Esta sexta-feira, Ursula von der Leyen referiu frequentemente o “carácter dinâmico” do processo negocial, cujo desfecho depende inteiramente da vontade e rapidez dos países candidatos na execução do caderno de encargos fixado para a adesão. “Há uma série de reformas que têm de ser feitas. O processo avança mais depressa se houver progressos, mas pode estagnar ou até mesmo voltar atrás se houver retrocessos nessas reformas”, avisou.

Quando todos os 35 capítulos são encerrados satisfatoriamente, a Comissão confirma que o país é capaz de cumprir o acervo comunitário e redige um tratado de adesão, que tem de ser ratificado pelo Conselho Europeu, o Parlamento Europeu e as diversas câmaras de todos os parlamentos nacionais.

Desde a sua fundação, com o Tratado de Roma, em 1957, a União Europeia passou por sete processos de alargamento, e uma ronda de encolhimento.
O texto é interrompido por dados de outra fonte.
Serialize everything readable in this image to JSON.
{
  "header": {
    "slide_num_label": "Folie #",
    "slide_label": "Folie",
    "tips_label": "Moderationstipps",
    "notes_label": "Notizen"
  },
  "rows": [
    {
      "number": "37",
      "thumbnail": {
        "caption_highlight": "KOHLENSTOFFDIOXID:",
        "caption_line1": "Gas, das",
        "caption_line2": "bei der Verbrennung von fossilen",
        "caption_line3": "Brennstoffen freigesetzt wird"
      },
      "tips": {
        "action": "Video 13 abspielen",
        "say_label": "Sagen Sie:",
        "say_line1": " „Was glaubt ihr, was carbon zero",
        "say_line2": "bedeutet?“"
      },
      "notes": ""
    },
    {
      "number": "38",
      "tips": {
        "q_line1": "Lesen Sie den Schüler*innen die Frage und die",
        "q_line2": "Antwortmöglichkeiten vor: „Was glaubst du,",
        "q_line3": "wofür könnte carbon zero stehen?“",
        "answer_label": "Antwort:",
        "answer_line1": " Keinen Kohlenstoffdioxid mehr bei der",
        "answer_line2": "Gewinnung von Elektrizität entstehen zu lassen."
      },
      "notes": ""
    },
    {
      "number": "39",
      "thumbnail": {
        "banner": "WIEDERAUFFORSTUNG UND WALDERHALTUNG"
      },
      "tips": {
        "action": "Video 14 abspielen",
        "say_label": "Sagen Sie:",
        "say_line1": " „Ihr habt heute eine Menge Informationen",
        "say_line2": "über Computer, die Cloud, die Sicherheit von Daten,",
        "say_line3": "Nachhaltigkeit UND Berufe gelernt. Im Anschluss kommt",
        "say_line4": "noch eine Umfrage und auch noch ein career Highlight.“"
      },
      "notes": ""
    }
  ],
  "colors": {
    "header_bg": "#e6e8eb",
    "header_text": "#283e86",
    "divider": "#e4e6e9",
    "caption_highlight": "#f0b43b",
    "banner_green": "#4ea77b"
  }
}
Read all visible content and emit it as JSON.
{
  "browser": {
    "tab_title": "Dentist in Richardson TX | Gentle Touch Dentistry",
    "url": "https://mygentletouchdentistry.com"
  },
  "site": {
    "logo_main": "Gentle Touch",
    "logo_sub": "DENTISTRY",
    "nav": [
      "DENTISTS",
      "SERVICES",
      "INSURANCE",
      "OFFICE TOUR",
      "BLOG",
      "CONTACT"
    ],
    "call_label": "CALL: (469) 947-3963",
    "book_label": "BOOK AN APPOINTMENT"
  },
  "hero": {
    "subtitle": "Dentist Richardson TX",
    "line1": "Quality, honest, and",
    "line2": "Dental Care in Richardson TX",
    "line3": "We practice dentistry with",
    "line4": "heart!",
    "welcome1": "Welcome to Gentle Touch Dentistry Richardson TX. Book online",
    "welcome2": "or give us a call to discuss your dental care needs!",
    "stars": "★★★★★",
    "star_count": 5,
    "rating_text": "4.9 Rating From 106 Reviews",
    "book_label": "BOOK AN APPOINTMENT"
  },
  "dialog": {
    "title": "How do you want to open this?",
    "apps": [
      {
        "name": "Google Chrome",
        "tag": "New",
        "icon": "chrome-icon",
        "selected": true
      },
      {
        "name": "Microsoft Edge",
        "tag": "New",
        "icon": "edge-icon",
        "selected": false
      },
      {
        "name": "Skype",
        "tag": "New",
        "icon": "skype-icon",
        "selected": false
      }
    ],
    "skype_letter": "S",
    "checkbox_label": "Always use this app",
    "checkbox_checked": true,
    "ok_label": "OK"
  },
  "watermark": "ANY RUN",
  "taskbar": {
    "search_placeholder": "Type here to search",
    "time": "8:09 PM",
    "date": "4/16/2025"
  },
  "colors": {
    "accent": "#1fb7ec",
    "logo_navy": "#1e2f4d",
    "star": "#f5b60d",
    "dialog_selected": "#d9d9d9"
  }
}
Em 1973, a Dinamarca, Irlanda e Reino Unido juntaram-se aos seis membros fundadores Alemanha, França, Itália, Países Baixos, Bélgica e Luxemburgo. A Grécia aderiu em 1981, e em 1986 entraram Portugal e Espanha. Em 1995 foi a vez da Áustria, Finlândia e Suécia. O grande crescimento da UE aconteceu em 2004, com a entrada de dez novos membros: Chipre, Eslováquia, Eslovénia, Estónia, Hungria, Letónia, Lituânia, Malta, Polónia, República Checa. A Bulgária e a Roménia aderiram em 2007 e a Croácia em 2013, depois de oito anos de negociações.